Every year, an increasing number of vulnerable adults become victim to financial fraud. Many times the predators are commercial, but they may also be caregivers, neighbors, and even family members.
The financial exploitation of the elderly has become a $2.9 billion growth industry in the United States, according to a study released by MetLife in June. This number is up 12 percent from a similar study conducted by the corporation back in 2008. The problem is expected to mushroom in the coming years, as the number of people over the age of 65 will double by the year 2030.
Starting prosecution against the predators in these cases can often be difficult, as the cases are usually document-intensive, and the legal system usually needs to move quickly due to the age of the victims. Also, some individuals and families will not report fraud at all because they are embarrassed or fear other repercussions.

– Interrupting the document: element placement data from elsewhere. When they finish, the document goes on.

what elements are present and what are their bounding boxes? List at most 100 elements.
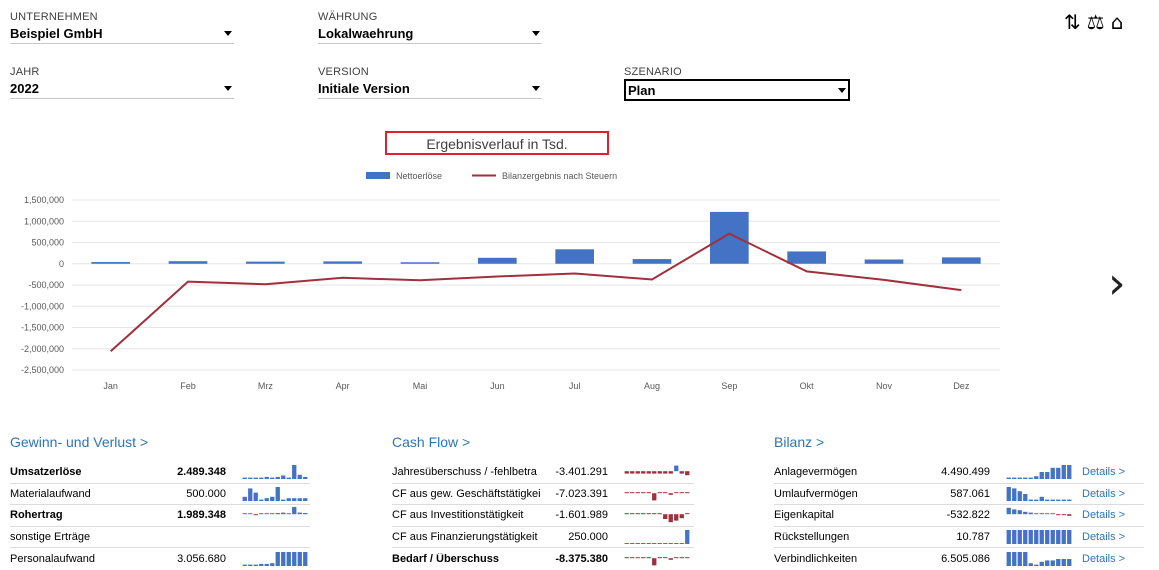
sparkline-bar: [297, 497, 302, 501]
row-value: 4.490.499: [941, 466, 990, 479]
sparkline-bar: [248, 513, 253, 515]
table-row[interactable]: CF aus Investitionstätigkeit -1.601.989: [392, 505, 694, 527]
table-row[interactable]: Anlagevermögen 4.490.499 Details >: [774, 462, 1144, 484]
details-link[interactable]: Details >: [1082, 488, 1125, 500]
details-link[interactable]: Details >: [1082, 509, 1125, 521]
chevron-down-icon[interactable]: [838, 87, 846, 93]
next-page-arrow[interactable]: ›: [1108, 262, 1126, 306]
section-title-cashflow[interactable]: Cash Flow >: [392, 434, 694, 454]
sparkline-bar: [242, 513, 247, 515]
chevron-down-icon[interactable]: [224, 31, 232, 36]
sparkline-bar: [253, 492, 258, 501]
sparkline-cell: [242, 507, 308, 523]
sparkline-bar: [1067, 529, 1072, 544]
sparkline-bar: [253, 564, 258, 566]
sparkline-bar: [674, 556, 679, 558]
sparkline-bar: [641, 471, 646, 474]
sparkline-bar: [259, 477, 264, 480]
waehrung-dropdown[interactable]: Lokalwaehrung: [318, 24, 542, 44]
table-row[interactable]: CF aus gew. Geschäftstätigkei -7.023.391: [392, 484, 694, 505]
sparkline-bar: [679, 542, 684, 544]
sparkline-bar: [1006, 477, 1011, 480]
sparkline-bar: [1012, 551, 1017, 566]
table-row[interactable]: Umlaufvermögen 587.061 Details >: [774, 484, 1144, 505]
chevron-down-icon[interactable]: [224, 86, 232, 91]
sparkline-bar: [657, 513, 662, 515]
sparkline-bar: [1023, 512, 1028, 515]
table-row[interactable]: Verbindlichkeiten 6.505.086 Details >: [774, 548, 1144, 570]
sparkline-cell: [624, 507, 690, 523]
refresh-arrows-icon[interactable]: ⇅: [1064, 10, 1081, 34]
x-tick-label: Mrz: [258, 381, 273, 391]
sparkline: [1006, 551, 1072, 566]
y-tick-label: -2,500,000: [21, 365, 64, 375]
filter-jahr[interactable]: JAHR 2022: [10, 65, 234, 99]
sparkline-bar: [1056, 558, 1061, 566]
filter-unternehmen[interactable]: UNTERNEHMEN Beispiel GmbH: [10, 10, 234, 44]
szenario-dropdown[interactable]: Plan: [624, 79, 850, 101]
version-dropdown[interactable]: Initiale Version: [318, 79, 542, 99]
filter-version[interactable]: VERSION Initiale Version: [318, 65, 542, 99]
sparkline-bar: [275, 477, 280, 480]
sparkline-bar: [641, 491, 646, 493]
row-label: Eigenkapital: [774, 509, 834, 522]
row-label: Rückstellungen: [774, 530, 850, 543]
sparkline-bar: [286, 551, 291, 566]
details-link[interactable]: Details >: [1082, 466, 1125, 478]
row-label: Bedarf / Überschuss: [392, 552, 499, 565]
sparkline-bar: [270, 513, 275, 515]
table-row[interactable]: CF aus Finanzierungstätigkeit 250.000: [392, 527, 694, 548]
filter-value: Plan: [628, 82, 656, 98]
row-label: Verbindlichkeiten: [774, 552, 858, 565]
x-tick-label: Aug: [644, 381, 660, 391]
sparkline-bar: [679, 471, 684, 474]
row-value: 587.061: [950, 487, 990, 500]
table-row[interactable]: Rückstellungen 10.787 Details >: [774, 527, 1144, 548]
x-tick-label: Sep: [721, 381, 737, 391]
table-row[interactable]: Bedarf / Überschuss -8.375.380: [392, 548, 694, 570]
filter-value: Beispiel GmbH: [10, 26, 103, 41]
sparkline-bar: [270, 562, 275, 566]
sparkline-bar: [264, 497, 269, 501]
table-row[interactable]: Eigenkapital -532.822 Details >: [774, 505, 1144, 527]
sparkline-bar: [1061, 558, 1066, 566]
home-icon[interactable]: ⌂: [1111, 10, 1124, 34]
sparkline: [1006, 508, 1072, 517]
chevron-down-icon[interactable]: [532, 86, 540, 91]
filter-label: SZENARIO: [624, 66, 682, 78]
sparkline-bar: [685, 471, 690, 476]
table-row[interactable]: Umsatzerlöse 2.489.348: [10, 462, 310, 484]
sparkline-bar: [275, 551, 280, 566]
table-row[interactable]: Jahresüberschuss / -fehlbetra -3.401.291: [392, 462, 694, 484]
sparkline-bar: [1056, 468, 1061, 480]
table-row[interactable]: Materialaufwand 500.000: [10, 484, 310, 505]
table-row[interactable]: sonstige Erträge: [10, 527, 310, 548]
sparkline-bar: [1045, 499, 1050, 501]
sparkline-bar: [242, 564, 247, 566]
y-tick-label: 500,000: [31, 238, 64, 248]
filter-waehrung[interactable]: WÄHRUNG Lokalwaehrung: [318, 10, 542, 44]
details-link[interactable]: Details >: [1082, 531, 1125, 543]
unternehmen-dropdown[interactable]: Beispiel GmbH: [10, 24, 234, 44]
sparkline-bar: [674, 514, 679, 521]
sparkline-bar: [630, 513, 635, 515]
sparkline-bar: [303, 513, 308, 515]
sparkline-bar: [1045, 513, 1050, 515]
section-title-guv[interactable]: Gewinn- und Verlust >: [10, 434, 310, 454]
table-row[interactable]: Rohertrag 1.989.348: [10, 505, 310, 527]
bar-nettoerloese: [91, 262, 130, 264]
details-link[interactable]: Details >: [1082, 553, 1125, 565]
sparkline-bar: [1012, 529, 1017, 544]
x-tick-label: Okt: [800, 381, 815, 391]
legend-swatch-bar: [366, 172, 390, 179]
jahr-dropdown[interactable]: 2022: [10, 79, 234, 99]
sparkline-bar: [652, 557, 657, 566]
section-title-bilanz[interactable]: Bilanz >: [774, 434, 1144, 454]
sparkline-bar: [624, 556, 629, 558]
chevron-down-icon[interactable]: [532, 31, 540, 36]
filter-szenario[interactable]: SZENARIO Plan: [624, 65, 850, 101]
table-row[interactable]: Personalaufwand 3.056.680: [10, 548, 310, 570]
y-tick-label: 0: [59, 259, 64, 269]
sparkline-cell: [242, 551, 308, 567]
balance-scale-icon[interactable]: ⚖: [1087, 10, 1105, 34]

Despite the tough legal process, some individuals and groups are making progress. For example, in 2008 Judge Julie Conger began California's first elder court, which focuses on cases where the elderly have become victims of emotional, physical, or financial abuse, or a combination of these. The court is said to be an amazing success. It has accommodations including increasing sound level, providing hearing devices, and large screens that display documents well enough for those with vision issues to see them.
In order for families or individuals who have been the victims of fraud to start a case, they must organize as many documents as possible showing probable abuse, and quickly seek legal help.